III. L’Émerveillement dans le Présent : Le Secret de la Fin de Vie
Le Présent comme Bénédiction et Miracle
Le pardon nous permet d’avancer dans cette bénédiction qui consiste à pouvoir alors s’intéresser au présent. Bien sûr, il existe un jour où nous mourrons mais en attendant : tous les autres jours nous vivrons. Et Dieu nous y accompagne sans cesse avec bienveillance. Nous pouvons alors chercher ce qui compte véritablement pour nous ? Qu’est-ce qui nous élève l’âme et le cœur ? Alors nous pourrons nous recentrer dessus.
Or, à y penser : chaque journée est précieuse comme un miracle. Chaque pas que nous pouvons faire est précieux comme un miracle. Chaque occasion de rencontre. Chaque frémissement de tendresse, d’affection, d’amitié est un miracle incroyable. Goûter cela, chercher à valoriser la beauté et la préciosité de chaque moment, le goûter.
Le Mouvement vers la Louange : Dépasser Regrets et Remords
Cultiver l’émerveillement, les petites et grandes bonnes surprises et les rapporter dans la prière, c’est la force de la louange. Dieu en fera ce qu’il sait si bien faire : nous augmenter, nous renforcer. C’est ainsi que l’émerveillement dans le présent et la louange deviennent peu à peu bien plus importants que les remords et les regrets.
IV. Le Doute : Un Chemin vers une Foi Vivante
Se Réconcilier avec le Doute : Une Foi Vivante et Sincère
Même si l’on a vécu dans une relation à Dieu profonde jusqu’à présent, même si l’on a une confiance en lui, il est normal que l’inquiétude et la fatigue ébranlent notre foi et notre paix. Même Jésus a connu cela dans une nuit difficile avant d’être arrêté, puis sur la croix. C’est tout à fait compréhensible. Le conseil que nous recevons du Christ à travers ces récits, me semble être la prière. Une prière où l’on peut dire effectivement, comme Jésus le fait, ce que nous avons sur le cœur : nos peurs, notre espérance de s’en sortir au mieux, nos doutes et même nos reproches contre Dieu. Il comprend.
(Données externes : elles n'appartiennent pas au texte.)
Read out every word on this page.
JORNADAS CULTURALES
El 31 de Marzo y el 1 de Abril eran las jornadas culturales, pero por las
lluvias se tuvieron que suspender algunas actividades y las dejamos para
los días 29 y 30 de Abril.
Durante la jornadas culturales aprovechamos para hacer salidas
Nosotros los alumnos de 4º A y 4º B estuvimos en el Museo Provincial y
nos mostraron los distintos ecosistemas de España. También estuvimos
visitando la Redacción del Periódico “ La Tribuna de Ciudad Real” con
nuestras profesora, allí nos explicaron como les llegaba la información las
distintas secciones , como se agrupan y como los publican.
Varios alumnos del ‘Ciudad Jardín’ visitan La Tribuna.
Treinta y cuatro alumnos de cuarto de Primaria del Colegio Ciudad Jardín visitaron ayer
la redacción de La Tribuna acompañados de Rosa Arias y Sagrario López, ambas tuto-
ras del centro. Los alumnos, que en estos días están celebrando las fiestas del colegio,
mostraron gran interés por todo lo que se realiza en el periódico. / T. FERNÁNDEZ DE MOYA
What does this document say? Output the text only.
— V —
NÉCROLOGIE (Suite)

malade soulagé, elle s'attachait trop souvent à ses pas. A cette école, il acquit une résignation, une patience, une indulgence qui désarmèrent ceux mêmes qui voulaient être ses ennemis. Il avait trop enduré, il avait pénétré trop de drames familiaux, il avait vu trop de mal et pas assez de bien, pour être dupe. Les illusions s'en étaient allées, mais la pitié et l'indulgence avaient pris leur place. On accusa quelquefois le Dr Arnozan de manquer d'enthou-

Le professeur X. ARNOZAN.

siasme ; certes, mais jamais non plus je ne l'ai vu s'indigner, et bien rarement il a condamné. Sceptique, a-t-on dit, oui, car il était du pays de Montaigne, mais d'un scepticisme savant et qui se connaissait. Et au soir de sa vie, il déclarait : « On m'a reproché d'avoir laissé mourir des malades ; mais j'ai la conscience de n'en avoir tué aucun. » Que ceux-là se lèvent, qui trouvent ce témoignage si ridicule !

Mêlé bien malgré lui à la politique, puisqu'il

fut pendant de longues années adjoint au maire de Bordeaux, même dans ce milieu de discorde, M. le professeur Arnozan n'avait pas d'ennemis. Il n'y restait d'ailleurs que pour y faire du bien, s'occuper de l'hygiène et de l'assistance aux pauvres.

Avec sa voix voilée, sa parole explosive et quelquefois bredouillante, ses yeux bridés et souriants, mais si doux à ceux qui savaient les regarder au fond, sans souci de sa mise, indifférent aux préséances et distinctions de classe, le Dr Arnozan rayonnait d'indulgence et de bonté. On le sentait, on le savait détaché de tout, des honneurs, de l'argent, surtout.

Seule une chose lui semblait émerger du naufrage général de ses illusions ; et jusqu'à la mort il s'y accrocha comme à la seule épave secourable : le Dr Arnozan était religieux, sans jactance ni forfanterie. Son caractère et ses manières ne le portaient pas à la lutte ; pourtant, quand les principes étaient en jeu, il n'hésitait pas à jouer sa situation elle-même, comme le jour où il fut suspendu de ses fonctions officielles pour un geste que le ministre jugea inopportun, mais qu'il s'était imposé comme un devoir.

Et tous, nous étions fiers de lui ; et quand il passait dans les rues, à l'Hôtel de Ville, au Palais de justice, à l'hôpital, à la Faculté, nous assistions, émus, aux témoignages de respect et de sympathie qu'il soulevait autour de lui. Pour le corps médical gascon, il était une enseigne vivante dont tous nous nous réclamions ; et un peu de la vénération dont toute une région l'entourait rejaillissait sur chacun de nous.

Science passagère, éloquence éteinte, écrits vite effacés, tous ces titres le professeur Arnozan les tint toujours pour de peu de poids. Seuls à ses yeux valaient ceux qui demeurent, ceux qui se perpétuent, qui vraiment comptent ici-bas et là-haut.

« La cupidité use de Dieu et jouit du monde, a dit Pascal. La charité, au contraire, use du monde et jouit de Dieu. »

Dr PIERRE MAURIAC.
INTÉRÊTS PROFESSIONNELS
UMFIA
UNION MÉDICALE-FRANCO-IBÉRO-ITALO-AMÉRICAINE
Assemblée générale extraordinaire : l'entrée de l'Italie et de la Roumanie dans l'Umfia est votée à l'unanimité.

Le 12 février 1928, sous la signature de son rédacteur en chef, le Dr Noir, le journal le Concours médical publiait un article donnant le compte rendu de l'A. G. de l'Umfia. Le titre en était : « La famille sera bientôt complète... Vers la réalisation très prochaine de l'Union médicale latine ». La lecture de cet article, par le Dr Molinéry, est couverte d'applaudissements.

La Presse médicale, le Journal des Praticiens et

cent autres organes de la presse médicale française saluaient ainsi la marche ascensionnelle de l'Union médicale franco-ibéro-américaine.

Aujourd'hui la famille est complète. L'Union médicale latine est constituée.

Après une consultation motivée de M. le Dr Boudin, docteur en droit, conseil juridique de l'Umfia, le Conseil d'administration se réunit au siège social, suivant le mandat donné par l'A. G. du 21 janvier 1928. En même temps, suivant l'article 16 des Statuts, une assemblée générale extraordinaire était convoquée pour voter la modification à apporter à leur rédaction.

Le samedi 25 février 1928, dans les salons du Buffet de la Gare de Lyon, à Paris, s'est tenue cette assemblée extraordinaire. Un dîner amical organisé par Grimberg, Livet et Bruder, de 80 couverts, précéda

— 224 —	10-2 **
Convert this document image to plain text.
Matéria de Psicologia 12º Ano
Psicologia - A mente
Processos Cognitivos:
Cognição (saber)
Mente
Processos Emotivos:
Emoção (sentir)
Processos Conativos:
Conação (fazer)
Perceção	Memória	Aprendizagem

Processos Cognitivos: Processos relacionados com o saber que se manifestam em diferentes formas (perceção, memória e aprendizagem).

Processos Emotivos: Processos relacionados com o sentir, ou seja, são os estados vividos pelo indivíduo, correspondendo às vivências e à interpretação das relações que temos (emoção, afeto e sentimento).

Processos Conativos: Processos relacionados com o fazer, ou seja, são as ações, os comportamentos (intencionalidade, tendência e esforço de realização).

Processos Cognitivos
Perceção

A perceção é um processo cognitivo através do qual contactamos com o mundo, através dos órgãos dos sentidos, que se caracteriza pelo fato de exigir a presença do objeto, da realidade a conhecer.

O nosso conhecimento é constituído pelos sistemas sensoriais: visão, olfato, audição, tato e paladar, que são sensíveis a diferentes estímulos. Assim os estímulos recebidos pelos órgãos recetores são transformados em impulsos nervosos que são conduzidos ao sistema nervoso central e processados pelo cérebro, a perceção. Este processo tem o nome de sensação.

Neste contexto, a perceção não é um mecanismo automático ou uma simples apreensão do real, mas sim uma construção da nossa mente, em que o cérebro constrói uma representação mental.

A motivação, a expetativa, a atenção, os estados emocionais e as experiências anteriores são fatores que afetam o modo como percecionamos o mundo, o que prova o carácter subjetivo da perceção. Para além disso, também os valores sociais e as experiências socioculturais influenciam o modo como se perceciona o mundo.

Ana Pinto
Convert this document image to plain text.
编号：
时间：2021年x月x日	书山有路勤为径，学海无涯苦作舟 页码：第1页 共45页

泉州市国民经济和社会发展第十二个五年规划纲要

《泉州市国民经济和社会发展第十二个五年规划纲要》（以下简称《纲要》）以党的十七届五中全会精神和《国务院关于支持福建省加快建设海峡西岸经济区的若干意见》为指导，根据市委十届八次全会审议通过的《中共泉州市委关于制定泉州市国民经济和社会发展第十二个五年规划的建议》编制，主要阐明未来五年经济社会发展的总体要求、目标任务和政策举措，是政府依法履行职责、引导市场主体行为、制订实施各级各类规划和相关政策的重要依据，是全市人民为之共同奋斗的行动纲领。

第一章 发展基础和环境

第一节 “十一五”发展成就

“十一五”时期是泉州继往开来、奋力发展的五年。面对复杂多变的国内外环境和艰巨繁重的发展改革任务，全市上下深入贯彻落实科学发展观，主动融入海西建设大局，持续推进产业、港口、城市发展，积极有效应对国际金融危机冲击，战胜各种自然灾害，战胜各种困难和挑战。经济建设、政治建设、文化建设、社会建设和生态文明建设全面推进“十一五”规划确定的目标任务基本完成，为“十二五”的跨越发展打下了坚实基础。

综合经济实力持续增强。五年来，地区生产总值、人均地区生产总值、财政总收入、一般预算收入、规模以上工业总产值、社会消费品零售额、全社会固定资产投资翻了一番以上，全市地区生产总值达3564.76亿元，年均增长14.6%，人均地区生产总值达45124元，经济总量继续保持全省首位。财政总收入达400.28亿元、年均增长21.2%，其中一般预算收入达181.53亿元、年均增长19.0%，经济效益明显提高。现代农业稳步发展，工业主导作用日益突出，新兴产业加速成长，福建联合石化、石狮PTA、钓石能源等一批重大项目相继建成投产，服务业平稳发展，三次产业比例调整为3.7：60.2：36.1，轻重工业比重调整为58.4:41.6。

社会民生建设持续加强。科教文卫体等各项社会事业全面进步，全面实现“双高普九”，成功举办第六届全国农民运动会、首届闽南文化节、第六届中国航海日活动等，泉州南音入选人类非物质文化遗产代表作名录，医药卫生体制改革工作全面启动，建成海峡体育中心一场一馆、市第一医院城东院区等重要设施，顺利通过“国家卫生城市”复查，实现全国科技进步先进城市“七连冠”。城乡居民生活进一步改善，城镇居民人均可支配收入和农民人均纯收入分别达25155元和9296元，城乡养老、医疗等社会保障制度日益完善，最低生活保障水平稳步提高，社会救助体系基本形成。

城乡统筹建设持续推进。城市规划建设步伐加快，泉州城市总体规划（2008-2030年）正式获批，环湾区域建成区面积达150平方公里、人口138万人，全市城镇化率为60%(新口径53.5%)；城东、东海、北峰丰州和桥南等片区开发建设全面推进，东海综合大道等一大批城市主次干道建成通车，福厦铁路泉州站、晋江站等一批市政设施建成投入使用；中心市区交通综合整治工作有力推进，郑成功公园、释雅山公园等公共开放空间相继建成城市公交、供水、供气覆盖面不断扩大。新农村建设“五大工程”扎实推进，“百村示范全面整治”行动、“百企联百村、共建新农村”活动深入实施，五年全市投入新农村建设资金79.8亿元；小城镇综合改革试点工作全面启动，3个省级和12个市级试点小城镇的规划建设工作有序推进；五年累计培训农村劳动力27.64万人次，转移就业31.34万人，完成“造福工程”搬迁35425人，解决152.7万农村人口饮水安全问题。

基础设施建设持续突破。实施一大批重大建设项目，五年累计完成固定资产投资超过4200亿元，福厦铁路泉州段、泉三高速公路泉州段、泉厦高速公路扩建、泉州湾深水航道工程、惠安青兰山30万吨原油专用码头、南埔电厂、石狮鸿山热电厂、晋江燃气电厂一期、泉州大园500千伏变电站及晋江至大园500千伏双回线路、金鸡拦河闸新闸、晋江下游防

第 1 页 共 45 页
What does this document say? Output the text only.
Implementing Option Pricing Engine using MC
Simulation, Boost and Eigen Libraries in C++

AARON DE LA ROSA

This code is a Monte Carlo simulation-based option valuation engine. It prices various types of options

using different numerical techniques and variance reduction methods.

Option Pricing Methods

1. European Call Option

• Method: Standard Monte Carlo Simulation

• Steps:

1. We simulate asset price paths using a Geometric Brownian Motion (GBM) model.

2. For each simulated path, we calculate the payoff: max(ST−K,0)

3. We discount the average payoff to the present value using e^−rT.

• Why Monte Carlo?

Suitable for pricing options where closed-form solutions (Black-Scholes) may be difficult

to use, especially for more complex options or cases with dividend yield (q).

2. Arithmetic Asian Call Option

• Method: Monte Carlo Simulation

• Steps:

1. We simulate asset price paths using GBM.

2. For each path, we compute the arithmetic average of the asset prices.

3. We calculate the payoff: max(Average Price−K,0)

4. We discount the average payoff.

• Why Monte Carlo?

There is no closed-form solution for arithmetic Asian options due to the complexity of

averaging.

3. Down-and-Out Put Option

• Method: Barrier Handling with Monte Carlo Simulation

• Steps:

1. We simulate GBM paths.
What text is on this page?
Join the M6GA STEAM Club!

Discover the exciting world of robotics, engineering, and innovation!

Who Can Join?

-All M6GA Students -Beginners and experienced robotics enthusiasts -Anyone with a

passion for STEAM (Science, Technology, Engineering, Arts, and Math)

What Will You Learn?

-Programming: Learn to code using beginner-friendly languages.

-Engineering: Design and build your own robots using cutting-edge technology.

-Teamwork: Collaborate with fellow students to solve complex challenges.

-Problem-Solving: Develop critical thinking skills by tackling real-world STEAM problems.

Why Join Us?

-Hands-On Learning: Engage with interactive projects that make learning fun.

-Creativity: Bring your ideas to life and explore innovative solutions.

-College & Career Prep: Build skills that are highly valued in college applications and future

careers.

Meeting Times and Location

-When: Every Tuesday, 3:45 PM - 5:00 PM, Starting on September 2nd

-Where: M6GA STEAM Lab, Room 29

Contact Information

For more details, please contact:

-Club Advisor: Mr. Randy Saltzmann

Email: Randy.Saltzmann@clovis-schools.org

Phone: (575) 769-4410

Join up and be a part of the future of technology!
Douter est une bonne chose quand cela stimule notre recherche, l’ouvre, permet un cheminement : c’est ainsi que notre foi est vivante, Dieu nous accompagne avec bienveillance, il nous comprend. C’est alors le bon doute. Mais il peut y avoir aussi le doute qui nous ronge, comme le remords peut le faire aussi. Comment dépasser alors ce blocage ? Prier quand même. Comme on se force à prendre un médicament. Dieu comprend, Dieu prend soin de nous.
Le Doute pour l’Inconnu : L’Espérance de la Vie Future
L’interrogation sur ‘ce qui vient’ est au cœur de l’eschatologie. Nous ne pouvons l’imaginer, mais pouvons nous fonder sur la Promesse de Dieu donnée par le Christ en bien des occasions, mais pas seulement : qu’il y ait une vie après la mort, il me semble que c’est assez logique. En effet, le plus improbable des miracles, c’est que Dieu nous a donné la vie : partant de la poussière du sol, le créateur est arrivé à faire une créature douée d’une personnalité et capable d’aimer. À côté de cela, nous garder en vie et au-delà de la survie de nos cellules me semble être moins difficile. Mais bien sûr il est impossible de s’imaginer comment cela pourrait marcher, et donc il est normal que nous ayons des doutes sur cette suite.
Nous verrons bien. Connaissant Dieu tout ce qu’il a fait dans ce monde et dans notre vie, j’affirme sans crainte avec l’Évangile, que nous ne pouvons avoir que des bonnes surprises dans la suite, infiniment plus et mieux que ce que nous pouvons imaginer.
Avec mes pensées, les plus fraternelles.
Dieu vous bénit et vous garde. Aujourd’hui, chaque jour, et éternellement, sans condition ni limite. Car Dieu est comme ça.